Frankfurt a.M. (epd). Das Klagelied ist altbekannt: Deutschland lebt im Pflege-Notstand. Und das schon seit Jahren. Geändert hat sich in dieser langen Zeit vor allem eines: Der Chor, der das traurige Lied singt, ist größer geworden. Substanzielle Veränderungen – Fehlanzeige.

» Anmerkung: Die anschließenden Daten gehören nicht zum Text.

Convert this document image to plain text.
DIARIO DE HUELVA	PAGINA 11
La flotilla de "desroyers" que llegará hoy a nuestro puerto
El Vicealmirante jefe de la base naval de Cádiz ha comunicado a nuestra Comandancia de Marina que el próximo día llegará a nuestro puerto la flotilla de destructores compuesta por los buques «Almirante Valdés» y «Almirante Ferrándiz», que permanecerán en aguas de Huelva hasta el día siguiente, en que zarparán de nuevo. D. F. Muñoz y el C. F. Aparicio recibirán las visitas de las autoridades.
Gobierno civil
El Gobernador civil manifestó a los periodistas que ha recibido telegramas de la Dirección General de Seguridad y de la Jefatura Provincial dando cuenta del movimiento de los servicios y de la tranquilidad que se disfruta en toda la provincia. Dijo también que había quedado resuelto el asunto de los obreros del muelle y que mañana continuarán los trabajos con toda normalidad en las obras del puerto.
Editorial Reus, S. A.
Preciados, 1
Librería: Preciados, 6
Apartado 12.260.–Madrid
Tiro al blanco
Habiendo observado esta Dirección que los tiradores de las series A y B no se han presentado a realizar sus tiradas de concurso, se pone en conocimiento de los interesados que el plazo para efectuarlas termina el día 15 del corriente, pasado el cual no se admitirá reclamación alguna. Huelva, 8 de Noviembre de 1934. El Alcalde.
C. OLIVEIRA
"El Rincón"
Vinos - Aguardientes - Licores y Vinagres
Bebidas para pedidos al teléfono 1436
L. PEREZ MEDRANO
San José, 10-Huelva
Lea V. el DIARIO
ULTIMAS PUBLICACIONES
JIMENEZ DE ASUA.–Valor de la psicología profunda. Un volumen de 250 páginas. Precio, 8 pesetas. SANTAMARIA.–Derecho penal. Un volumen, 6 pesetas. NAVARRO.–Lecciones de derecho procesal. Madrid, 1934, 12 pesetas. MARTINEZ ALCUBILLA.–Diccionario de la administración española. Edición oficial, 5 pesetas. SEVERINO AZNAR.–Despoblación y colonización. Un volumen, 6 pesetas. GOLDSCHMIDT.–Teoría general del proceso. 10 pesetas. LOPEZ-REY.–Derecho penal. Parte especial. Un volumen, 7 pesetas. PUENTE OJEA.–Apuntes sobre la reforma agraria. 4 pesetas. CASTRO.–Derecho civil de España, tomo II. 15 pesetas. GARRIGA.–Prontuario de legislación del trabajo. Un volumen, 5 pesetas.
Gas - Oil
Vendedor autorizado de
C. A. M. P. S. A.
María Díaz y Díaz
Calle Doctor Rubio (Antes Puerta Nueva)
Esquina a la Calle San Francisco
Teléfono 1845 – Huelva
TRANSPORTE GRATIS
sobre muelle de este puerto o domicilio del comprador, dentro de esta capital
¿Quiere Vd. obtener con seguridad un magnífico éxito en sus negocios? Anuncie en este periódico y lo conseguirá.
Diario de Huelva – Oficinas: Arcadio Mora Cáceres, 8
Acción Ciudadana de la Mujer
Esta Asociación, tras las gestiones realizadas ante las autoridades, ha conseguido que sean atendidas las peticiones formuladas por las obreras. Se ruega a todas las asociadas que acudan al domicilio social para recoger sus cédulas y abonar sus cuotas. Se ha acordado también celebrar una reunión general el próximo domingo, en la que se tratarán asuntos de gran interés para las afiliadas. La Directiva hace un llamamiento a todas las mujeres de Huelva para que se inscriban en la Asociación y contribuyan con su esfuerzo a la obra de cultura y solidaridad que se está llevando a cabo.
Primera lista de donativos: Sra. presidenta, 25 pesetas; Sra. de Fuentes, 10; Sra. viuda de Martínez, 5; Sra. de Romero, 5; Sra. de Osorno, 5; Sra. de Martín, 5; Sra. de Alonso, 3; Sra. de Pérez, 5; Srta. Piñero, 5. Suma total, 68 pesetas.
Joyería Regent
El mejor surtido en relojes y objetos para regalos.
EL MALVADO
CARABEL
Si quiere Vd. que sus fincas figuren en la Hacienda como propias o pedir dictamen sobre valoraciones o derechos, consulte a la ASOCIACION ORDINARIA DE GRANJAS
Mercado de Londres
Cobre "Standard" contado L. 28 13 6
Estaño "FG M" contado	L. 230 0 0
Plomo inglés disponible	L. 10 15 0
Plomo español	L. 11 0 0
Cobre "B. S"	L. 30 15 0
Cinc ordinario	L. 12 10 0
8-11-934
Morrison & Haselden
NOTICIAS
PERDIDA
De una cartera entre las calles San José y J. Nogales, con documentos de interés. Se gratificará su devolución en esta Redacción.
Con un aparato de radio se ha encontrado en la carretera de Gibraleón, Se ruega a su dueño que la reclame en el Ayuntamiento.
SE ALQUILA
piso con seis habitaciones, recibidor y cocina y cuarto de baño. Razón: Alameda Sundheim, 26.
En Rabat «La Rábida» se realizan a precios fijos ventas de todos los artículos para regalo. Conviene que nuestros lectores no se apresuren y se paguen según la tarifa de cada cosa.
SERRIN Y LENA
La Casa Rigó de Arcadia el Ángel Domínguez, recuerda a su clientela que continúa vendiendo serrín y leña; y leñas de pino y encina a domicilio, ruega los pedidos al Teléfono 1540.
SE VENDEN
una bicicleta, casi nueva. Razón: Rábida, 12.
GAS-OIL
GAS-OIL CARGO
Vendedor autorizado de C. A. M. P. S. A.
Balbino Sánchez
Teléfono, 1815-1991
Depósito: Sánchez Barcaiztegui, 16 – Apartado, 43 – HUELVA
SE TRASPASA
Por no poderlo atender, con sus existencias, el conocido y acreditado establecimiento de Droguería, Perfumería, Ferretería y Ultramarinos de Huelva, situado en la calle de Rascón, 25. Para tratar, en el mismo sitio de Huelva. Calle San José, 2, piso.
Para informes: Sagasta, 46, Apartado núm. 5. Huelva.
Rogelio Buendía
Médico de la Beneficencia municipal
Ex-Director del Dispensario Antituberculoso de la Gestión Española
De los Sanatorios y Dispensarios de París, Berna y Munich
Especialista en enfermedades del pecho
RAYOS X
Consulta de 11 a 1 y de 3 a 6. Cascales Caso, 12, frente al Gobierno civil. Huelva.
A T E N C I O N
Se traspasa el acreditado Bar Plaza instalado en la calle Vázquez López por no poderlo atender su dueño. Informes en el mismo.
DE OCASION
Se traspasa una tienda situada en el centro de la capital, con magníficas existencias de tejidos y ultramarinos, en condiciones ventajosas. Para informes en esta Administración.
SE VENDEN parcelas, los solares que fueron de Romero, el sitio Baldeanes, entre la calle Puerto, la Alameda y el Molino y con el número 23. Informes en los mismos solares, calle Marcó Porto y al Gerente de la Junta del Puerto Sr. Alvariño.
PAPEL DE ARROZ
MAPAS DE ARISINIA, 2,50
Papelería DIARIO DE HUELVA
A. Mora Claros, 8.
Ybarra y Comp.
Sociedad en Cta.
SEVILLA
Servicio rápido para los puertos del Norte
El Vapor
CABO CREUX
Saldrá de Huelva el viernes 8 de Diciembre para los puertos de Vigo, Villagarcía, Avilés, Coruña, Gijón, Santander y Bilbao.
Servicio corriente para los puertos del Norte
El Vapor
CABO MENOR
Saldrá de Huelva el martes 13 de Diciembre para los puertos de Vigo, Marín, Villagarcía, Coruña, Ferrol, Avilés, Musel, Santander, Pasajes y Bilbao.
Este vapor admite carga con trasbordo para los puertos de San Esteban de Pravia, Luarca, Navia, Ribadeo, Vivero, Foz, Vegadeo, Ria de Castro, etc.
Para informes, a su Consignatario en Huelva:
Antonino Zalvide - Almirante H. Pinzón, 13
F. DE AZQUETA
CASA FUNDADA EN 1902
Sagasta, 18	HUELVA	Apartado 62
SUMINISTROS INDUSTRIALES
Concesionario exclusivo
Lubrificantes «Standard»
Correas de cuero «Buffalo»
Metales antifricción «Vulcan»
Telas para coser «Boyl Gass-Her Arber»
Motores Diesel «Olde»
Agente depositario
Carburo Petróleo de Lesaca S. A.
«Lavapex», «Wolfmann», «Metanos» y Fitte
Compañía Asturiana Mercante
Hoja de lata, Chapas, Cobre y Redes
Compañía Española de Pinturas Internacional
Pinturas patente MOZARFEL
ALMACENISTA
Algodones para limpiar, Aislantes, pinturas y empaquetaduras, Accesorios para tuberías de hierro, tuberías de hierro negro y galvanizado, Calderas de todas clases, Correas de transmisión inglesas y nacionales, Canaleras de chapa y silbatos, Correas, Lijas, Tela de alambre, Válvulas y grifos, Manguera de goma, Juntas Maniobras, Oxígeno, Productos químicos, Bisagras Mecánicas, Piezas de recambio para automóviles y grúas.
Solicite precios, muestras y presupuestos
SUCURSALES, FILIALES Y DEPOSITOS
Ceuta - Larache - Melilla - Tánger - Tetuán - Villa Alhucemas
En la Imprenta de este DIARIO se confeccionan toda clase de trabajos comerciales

Die viel zu wenigen Pflegerinnen und Pfleger in den Krankenhäusern, Altenheimen und ambulanten Diensten machen ihre Arbeit unverändert im Laufschritt, haben am Abend Rückenschmerzen und gegenüber ihren anvertrauten Patienten und Pflegebedürftigen ein schlechtes Gewissen, weil sie sich nicht ausreichend um sie kümmern können.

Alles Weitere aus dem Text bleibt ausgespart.